The phone isn’t officially available in Canada, but with Nothing’s recent launch of a U.S. beta test, there’s hope it might soon be available here. If you manage to import one, I can confirm it worked well on Bell’s and Telus’ networks in Ontario.
How it felt to use
The model Nothing sent us features 8GB of RAM and 256GB of storage, and while it isn’t the top spec, it felt good to use and, in most cases, is snappy enough. What is immediately noticeable is the Nothing Phone’s great size-to-weight ratio. At 193.5g, it clocks in at slightly lighter than the iPhone 14 Plus (203g) with a very similar in-hand feel. I found it a pretty appealing screen for watching videos or reading social media feeds on the couch, but it was big in my pocket.
For its price, there’s nothing out there like it. The company is smartly giving everything it’s got with its first phone to make a good impression, and it’s working. Coming from the mind of Carl Pei, it’s not surprising that the Nothing Phone is running the same playbook as OnePlus. It’s a good strategy, and if Google weren’t constantly discounting the Pixel 7, it would likely be the best deal in phones.
The metal sides are premium, the design is stellar (if you’re into sci-fi), and there’s a capable chipset under the hood. The phone also has good haptics, which can be hit-and-miss in the mid-range space, so it’s nice to see here.
The other standout feature is the Glyph light, which is fun to use and cool to show off, but beyond being a notification light, there isn’t much to do with it in normal use. It’s the first thing people noticed in many cases, so it helps the phone make a splash in a crowded phone market. It can also be used as a sizable flashlight for videos, and it’s fun to customize to give contacts special light patterns, but at the end of the day, I don’t like putting phones face down since it runs a risk of getting a scratch on the screen.
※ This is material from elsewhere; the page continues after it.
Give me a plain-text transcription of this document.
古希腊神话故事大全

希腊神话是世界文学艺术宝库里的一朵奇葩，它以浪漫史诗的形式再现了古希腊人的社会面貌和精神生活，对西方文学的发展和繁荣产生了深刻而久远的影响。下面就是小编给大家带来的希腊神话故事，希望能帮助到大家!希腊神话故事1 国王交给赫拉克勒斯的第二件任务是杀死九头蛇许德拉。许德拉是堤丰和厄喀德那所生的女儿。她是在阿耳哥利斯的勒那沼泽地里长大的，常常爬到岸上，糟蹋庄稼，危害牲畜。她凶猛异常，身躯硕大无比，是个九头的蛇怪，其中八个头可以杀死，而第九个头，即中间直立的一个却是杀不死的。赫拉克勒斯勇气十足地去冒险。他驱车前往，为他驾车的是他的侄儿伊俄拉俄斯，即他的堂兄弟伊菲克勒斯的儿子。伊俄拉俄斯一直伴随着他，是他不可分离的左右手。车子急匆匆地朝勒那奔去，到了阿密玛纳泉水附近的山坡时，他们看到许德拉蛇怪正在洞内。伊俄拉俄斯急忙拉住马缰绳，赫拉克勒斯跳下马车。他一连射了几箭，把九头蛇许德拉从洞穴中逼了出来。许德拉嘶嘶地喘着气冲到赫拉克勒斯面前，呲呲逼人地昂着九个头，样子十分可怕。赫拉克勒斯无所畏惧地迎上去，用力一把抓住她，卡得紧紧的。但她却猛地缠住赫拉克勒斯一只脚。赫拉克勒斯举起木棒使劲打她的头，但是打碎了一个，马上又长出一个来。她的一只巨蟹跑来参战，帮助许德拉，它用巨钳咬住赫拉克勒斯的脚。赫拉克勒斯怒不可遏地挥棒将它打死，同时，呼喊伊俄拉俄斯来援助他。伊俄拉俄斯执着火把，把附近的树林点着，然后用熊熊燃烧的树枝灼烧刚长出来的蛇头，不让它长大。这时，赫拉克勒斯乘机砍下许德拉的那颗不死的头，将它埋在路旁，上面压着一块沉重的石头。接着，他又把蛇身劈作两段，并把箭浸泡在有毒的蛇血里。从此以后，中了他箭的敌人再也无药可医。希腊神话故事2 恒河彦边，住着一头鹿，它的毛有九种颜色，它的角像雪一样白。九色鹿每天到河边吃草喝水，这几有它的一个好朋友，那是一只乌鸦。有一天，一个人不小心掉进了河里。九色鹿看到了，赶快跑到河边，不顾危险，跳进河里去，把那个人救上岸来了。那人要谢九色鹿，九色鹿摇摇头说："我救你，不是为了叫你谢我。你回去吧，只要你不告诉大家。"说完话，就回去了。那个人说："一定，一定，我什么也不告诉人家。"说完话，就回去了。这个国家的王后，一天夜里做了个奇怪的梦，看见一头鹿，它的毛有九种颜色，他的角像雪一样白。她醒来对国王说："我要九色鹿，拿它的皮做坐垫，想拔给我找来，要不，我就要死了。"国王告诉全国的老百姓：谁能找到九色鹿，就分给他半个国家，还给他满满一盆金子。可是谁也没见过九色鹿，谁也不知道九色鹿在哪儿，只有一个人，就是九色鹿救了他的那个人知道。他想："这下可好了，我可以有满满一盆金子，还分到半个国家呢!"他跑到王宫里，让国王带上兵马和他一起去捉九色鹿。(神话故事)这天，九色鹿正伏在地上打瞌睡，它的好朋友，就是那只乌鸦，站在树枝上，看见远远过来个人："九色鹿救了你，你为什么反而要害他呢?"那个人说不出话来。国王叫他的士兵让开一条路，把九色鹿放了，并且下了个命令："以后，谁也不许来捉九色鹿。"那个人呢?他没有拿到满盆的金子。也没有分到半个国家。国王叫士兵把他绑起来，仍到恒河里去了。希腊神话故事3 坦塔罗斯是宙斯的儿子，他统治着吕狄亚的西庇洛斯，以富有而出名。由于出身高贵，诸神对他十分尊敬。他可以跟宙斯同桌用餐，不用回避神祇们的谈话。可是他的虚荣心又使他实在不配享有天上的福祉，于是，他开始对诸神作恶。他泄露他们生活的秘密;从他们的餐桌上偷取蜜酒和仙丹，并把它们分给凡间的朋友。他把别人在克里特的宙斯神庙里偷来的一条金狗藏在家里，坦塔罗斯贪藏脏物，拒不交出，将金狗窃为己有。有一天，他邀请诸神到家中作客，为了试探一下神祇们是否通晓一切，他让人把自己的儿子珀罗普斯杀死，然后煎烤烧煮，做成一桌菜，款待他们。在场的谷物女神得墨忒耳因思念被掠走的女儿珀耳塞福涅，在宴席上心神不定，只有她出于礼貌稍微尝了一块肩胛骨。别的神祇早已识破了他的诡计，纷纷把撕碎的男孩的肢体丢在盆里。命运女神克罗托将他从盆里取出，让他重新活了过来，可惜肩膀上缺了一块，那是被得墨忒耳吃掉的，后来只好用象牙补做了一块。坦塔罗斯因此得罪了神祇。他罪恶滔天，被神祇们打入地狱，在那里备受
A phone built with the right tradeoffs?
My main pain points with the phone stem from a few personal issues and the fact that Nothing is a new entry into the handset market. For instance, the Nothing Launcher is super minimal to the point where the Nothing (1) feels like a Pixel with a custom weather app. This isn’t necessarily a bad thing, but temper your expectations accordingly.
Other design inconsistencies include the device’s use of greys throughout. For instance, the Nothing widgets in dark mode are dark grey, while the folders and other dark aspects of Android are light grey. As a design nerd, I was hoping small visual issues like this wouldn’t be a problem, but instead, it still feels a little fractured. It’s not bad since it’s basically the same great-looking version of Android as Pixel phones, but don’t expect the software to match the cyber-punk aesthetic of the hardware without a lot of modding.
The other issue several other reviewers have already touched on is the Nothing Phone’s camera. Under perfect lighting conditions scenarios, it’s great, but as with other phones in this price range, it’s slower than the flagships I’m used to. With this in mind, catching fast-moving subjects like cars and people walking can be a problem in auto mode. As a photographer, I enjoy the colour science, which is a nice base for editing, and the fact that the video has a fun red light on the rear to show people when you’re recording like a real camera is a fun touch. The video mode also seemed decent in the few instances I tried it.
The last thing I wish the Nothing (1) featured was some level of water resistance. Since many phones sport at least IP67 in 2023, this isn’t a piece of mind I like sacrificing.
Where that leaves me
After walking away from the Nothing Phone 1, I miss it. The phone felt like it was made for me. The size and design are perfect, and my love for Teenage Engineering makes the design side of me drool over this device. The reviewer inside of me feels really happy with the price/performance ratio of this phone. If I were a gamer, maybe I’d be tempted to get the 12GB RAM model, but for me and my standard social media habits, the 8GB version works just fine.
If you can get your hands on a Nothing Phone and you don’t think you’ll need to ride it for more than two years, then I think this is a stellar device. If you do want to buy a phone to invest three years or more into, then the Pixel 7 still feels like a safer choice if you can get it on sale.
Regardless, I know I’m waiting for this phone to become available in Canada because our market is ripe for disruption from a new contender. I also hope that the next Nothing phone can build on this aggressive ‘style and substance’ approach and not give in and chase the flagship crown like OnePlus did years ago.